Data from Boring Money concludes it’s still early days for robo.
As the online investments market grows, so does the opportunity for change. Total online investment assets has now reached £192.4bn, an increase of 17 per cent from 2016.
The top five big companies still command almost three quarters of the market share, with leader Hargreaves Lansdown coming in at 43 per cent of the total market after increasing its assets under management (AUM) by 21 per cent in 2017.
The direct-to-consumer platform Interactive Investor came in second at 10 per cent of the market share, with Fidelity, Barclays and Alliance Trust Savings rounding out the group.
On an optimistic note, Boring Money has found robo advice to be the fastest growing segment of the market, increasing its total AUM by 133 per cent compared to the year before.
However the sector has still yet to make a significant impact, coming in at commanding just 1 per cent of the total market share.
The news comes after a report from PwC suggested that incumbent wealth management firms need to "embrace technology" to keep up with digital disruption.
In the face of uncertainty in the wake of Brexit and the upcoming MiFID II, the level of adoption of new tech within firms "will determine if they win or lose in this fast-changing landscape”.

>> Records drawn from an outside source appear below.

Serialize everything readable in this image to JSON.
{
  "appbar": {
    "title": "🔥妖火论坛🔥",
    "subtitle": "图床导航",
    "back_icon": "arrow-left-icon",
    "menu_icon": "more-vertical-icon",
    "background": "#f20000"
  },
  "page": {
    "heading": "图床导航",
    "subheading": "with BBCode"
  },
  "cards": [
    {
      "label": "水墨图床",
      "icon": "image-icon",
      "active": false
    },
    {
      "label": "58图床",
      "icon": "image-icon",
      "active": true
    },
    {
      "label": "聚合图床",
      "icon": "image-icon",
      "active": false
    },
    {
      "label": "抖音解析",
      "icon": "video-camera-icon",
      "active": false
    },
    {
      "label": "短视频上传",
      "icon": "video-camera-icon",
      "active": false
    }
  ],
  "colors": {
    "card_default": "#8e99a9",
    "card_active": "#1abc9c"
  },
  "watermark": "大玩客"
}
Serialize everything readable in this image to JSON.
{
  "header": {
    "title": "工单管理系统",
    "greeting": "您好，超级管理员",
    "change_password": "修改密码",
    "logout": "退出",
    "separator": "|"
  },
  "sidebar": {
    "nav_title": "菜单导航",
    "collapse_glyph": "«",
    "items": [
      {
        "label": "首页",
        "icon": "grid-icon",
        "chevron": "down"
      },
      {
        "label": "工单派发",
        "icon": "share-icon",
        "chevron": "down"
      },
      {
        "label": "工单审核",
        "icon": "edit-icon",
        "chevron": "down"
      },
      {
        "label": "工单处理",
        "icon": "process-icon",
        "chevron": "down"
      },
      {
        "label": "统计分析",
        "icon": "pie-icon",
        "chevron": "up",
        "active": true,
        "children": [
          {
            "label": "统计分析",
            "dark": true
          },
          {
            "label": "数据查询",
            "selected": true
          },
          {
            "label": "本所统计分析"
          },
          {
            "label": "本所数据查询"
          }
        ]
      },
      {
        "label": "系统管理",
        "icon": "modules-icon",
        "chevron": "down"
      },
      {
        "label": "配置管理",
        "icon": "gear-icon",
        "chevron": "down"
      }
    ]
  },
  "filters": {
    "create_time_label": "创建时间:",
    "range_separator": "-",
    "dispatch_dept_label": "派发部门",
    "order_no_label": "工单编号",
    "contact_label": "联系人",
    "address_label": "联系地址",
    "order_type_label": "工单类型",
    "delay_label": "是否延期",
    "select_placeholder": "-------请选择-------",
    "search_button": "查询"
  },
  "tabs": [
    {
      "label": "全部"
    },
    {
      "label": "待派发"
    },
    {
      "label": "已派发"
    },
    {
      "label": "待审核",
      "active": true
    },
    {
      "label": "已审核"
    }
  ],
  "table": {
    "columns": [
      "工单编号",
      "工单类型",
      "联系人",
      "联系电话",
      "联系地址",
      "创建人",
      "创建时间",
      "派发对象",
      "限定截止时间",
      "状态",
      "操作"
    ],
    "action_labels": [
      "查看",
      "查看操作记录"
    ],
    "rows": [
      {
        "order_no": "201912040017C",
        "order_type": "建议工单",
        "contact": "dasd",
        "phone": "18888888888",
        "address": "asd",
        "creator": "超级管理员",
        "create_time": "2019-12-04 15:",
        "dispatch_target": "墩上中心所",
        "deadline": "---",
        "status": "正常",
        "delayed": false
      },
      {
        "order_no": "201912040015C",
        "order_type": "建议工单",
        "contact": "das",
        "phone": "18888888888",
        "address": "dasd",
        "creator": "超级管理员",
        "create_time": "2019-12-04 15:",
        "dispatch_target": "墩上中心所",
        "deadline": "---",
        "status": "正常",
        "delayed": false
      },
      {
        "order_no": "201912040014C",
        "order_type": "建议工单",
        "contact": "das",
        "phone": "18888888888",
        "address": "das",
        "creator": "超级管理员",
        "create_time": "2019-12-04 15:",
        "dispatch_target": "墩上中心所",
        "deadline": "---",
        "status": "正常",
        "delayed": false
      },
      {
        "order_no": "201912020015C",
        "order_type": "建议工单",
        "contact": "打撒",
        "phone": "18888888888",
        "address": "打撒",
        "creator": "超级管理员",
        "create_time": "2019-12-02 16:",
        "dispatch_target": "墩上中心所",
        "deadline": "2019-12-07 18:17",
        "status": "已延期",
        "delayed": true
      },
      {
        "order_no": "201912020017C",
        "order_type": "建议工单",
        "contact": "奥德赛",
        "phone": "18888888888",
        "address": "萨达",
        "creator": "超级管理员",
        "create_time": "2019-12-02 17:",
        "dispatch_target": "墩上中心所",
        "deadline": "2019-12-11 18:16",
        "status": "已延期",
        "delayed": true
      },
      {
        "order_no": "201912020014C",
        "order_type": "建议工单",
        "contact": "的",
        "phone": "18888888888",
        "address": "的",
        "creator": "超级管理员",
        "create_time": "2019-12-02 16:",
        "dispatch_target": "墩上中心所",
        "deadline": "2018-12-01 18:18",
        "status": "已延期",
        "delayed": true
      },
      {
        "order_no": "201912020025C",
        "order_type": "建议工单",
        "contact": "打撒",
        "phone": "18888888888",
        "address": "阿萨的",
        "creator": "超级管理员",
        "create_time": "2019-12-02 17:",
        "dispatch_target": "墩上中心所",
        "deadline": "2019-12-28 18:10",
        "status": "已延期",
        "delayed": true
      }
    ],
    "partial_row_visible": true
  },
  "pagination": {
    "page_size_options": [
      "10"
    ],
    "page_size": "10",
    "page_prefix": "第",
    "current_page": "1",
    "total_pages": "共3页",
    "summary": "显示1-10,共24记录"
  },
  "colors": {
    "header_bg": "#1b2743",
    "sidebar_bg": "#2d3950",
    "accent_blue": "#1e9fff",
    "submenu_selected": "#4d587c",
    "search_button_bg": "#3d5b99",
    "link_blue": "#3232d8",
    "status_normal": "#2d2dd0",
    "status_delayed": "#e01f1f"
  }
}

Holly Mackay, chief executive of Boring Money, said: “The Big Boys still dominate the pack.
“Yet against this backdrop of growth, the anecdotal evidence of investor nervousness we hear, caused by high markets and tales of impending doom, is reinforced by greater cash holdings this quarter which form 9 per cent of all non-advised assets under administration with online propositions.
“This most unloved bull market continues.”